Todd Christensen, a senior history major from Cazenovia, N.Y., has been responsible for writing many of the organizational and geographical profiles for the website “One Person, One Vote: The Legacy of SNCC and the Fight for Voting Rights." Christensen collaborated on the project with civil rights scholars from around the country, veterans of the Student Nonviolent Coordinating Committee (SNCC), and students and faculty at Duke University, where the project is based.
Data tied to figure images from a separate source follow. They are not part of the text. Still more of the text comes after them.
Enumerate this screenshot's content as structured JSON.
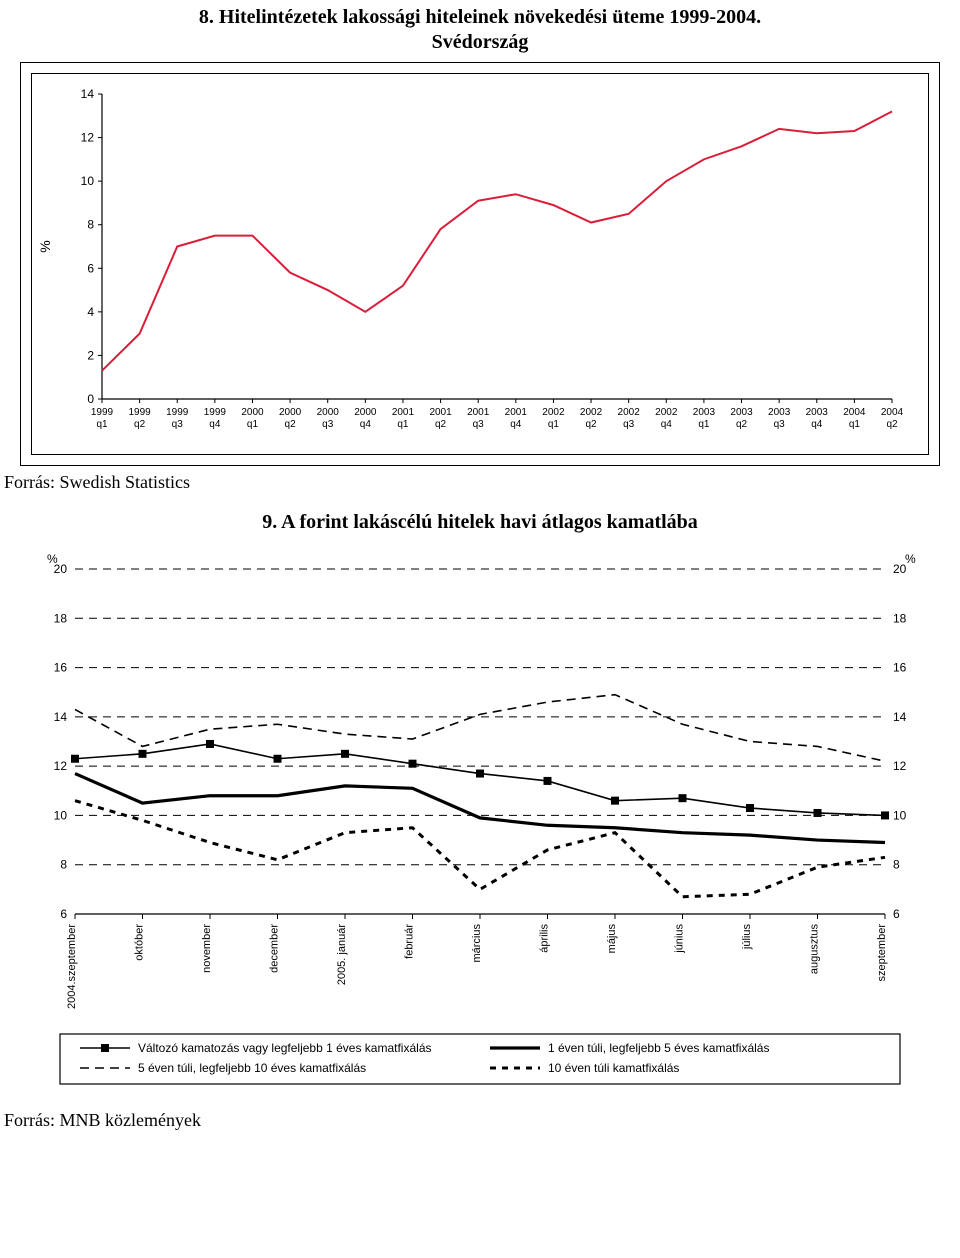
{
  "chart1": {
    "title_line1": "8. Hitelintézetek lakossági hiteleinek növekedési üteme 1999-2004.",
    "title_line2": "Svédország",
    "type": "line",
    "line_color": "#d91e3a",
    "line_width": 2,
    "background_color": "#ffffff",
    "axis_color": "#000000",
    "ylabel": "%",
    "ylabel_fontsize": 14,
    "tick_fontsize": 11,
    "ylim": [
      0,
      14
    ],
    "ytick_step": 2,
    "x_categories_top": [
      "1999",
      "1999",
      "1999",
      "1999",
      "2000",
      "2000",
      "2000",
      "2000",
      "2001",
      "2001",
      "2001",
      "2001",
      "2002",
      "2002",
      "2002",
      "2002",
      "2003",
      "2003",
      "2003",
      "2003",
      "2004",
      "2004"
    ],
    "x_categories_bot": [
      "q1",
      "q2",
      "q3",
      "q4",
      "q1",
      "q2",
      "q3",
      "q4",
      "q1",
      "q2",
      "q3",
      "q4",
      "q1",
      "q2",
      "q3",
      "q4",
      "q1",
      "q2",
      "q3",
      "q4",
      "q1",
      "q2"
    ],
    "values": [
      1.3,
      3.0,
      7.0,
      7.5,
      7.5,
      5.8,
      5.0,
      4.0,
      5.2,
      7.8,
      9.1,
      9.4,
      8.9,
      8.1,
      8.5,
      10.0,
      11.0,
      11.6,
      12.4,
      12.2,
      12.3,
      13.2
    ],
    "source": "Forrás: Swedish Statistics"
  },
  "chart2": {
    "title": "9. A forint lakáscélú hitelek havi átlagos kamatlába",
    "type": "line",
    "background_color": "#ffffff",
    "axis_color": "#000000",
    "grid_style": "dashed",
    "grid_color": "#000000",
    "ylabel_left": "%",
    "ylabel_right": "%",
    "tick_fontsize": 11,
    "ylim": [
      6,
      20
    ],
    "ytick_step": 2,
    "x_labels": [
      "2004.szeptember",
      "október",
      "november",
      "december",
      "2005. január",
      "február",
      "március",
      "április",
      "május",
      "június",
      "július",
      "augusztus",
      "szeptember"
    ],
    "series": [
      {
        "name": "Változó kamatozás vagy legfeljebb 1 éves kamatfixálás",
        "values": [
          12.3,
          12.5,
          12.9,
          12.3,
          12.5,
          12.1,
          11.7,
          11.4,
          10.6,
          10.7,
          10.3,
          10.1,
          10.0
        ],
        "color": "#000000",
        "width": 1.6,
        "dash": "none",
        "marker": "square",
        "marker_size": 8
      },
      {
        "name": "1 éven túli, legfeljebb 5 éves kamatfixálás",
        "values": [
          11.7,
          10.5,
          10.8,
          10.8,
          11.2,
          11.1,
          9.9,
          9.6,
          9.5,
          9.3,
          9.2,
          9.0,
          8.9
        ],
        "color": "#000000",
        "width": 3.2,
        "dash": "none",
        "marker": "none",
        "marker_size": 0
      },
      {
        "name": "5 éven túli, legfeljebb 10 éves kamatfixálás",
        "values": [
          14.3,
          12.8,
          13.5,
          13.7,
          13.3,
          13.1,
          14.1,
          14.6,
          14.9,
          13.7,
          13.0,
          12.8,
          12.2
        ],
        "color": "#000000",
        "width": 1.6,
        "dash": "9,6",
        "marker": "none",
        "marker_size": 0
      },
      {
        "name": "10 éven túli kamatfixálás",
        "values": [
          10.6,
          9.8,
          8.9,
          8.2,
          9.3,
          9.5,
          7.0,
          8.6,
          9.3,
          6.7,
          6.8,
          7.9,
          8.3
        ],
        "color": "#000000",
        "width": 3.0,
        "dash": "6,6",
        "marker": "none",
        "marker_size": 0
      }
    ],
    "legend_position": "bottom",
    "source": "Forrás: MNB közlemények"
  }
}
The site went live this week leading up to the 50th anniversary of “Bloody Sunday” (March 7, 1965), when state troopers attacked the peaceful voting rights march of 600 local demonstrators on Selma’s Edmund Pettus Bridge. In addition, the 50th anniversary of the signing of the Voting Rights Act will be celebrated this August.
“The work on the website has given me a new sense of what history really is,” said Christensen. “The website tells the story of black voting rights through the lens of the ordinary black people in the Deep South during the early 60s, who put their lives on the line to fight for first-class citizenship. These people, who are almost always missing in history textbooks, both in high school and college, served as the backbone of grassroots movements for black political power. And having the chance to work with Duke and the SNCC legacy Project in being able to tell their stories has taught me a lot about the power of regular people doing extraordinary things.”
Christensen said the history of the Civil Rights Movement doesn’t always have to focus on major leaders and events, but should also include the actions of lesser known people, the sharecroppers, small farmers, day laborers, and church leaders who made the struggle possible. He said the website does a good job uncovering this type of history.
“Having Todd as a part of the One Person, One Vote project team gave the website a historical depth it wouldn’t have had otherwise,” said Karlyn Forner, project director and Christensen’s supervisor. “He came into the project with more knowledge of the Mississippi Movement and grassroots community organizing than any of the other students on the project team. This made him exceptionally qualified to write the organizational profiles on the One Person, One Vote site, which provided historical context to the more narrative content.”
Christensen joined in workshop sessions via Skype and traveled to Duke to spend a week writing, commenting, and revising content with the project team in the days before launch.
“Todd has done extraordinary research and written several outstanding papers grounded in the grassroots Civil Rights Movement in Mississippi in the early 1960s,” said Emilye Crosby, professor of history at SUNY Geneseo. “He immersed himself in the organizational records available on microfilm and read voraciously in the most important scholarly works to come up with nuanced analysis that really contributes to our understanding of grassroots organizing and the role of Freedom Schools in helping young Black Mississippians develop a sense of political efficacy. It's exciting to see one of our students use what he has been learning to make such a tangible contribution.”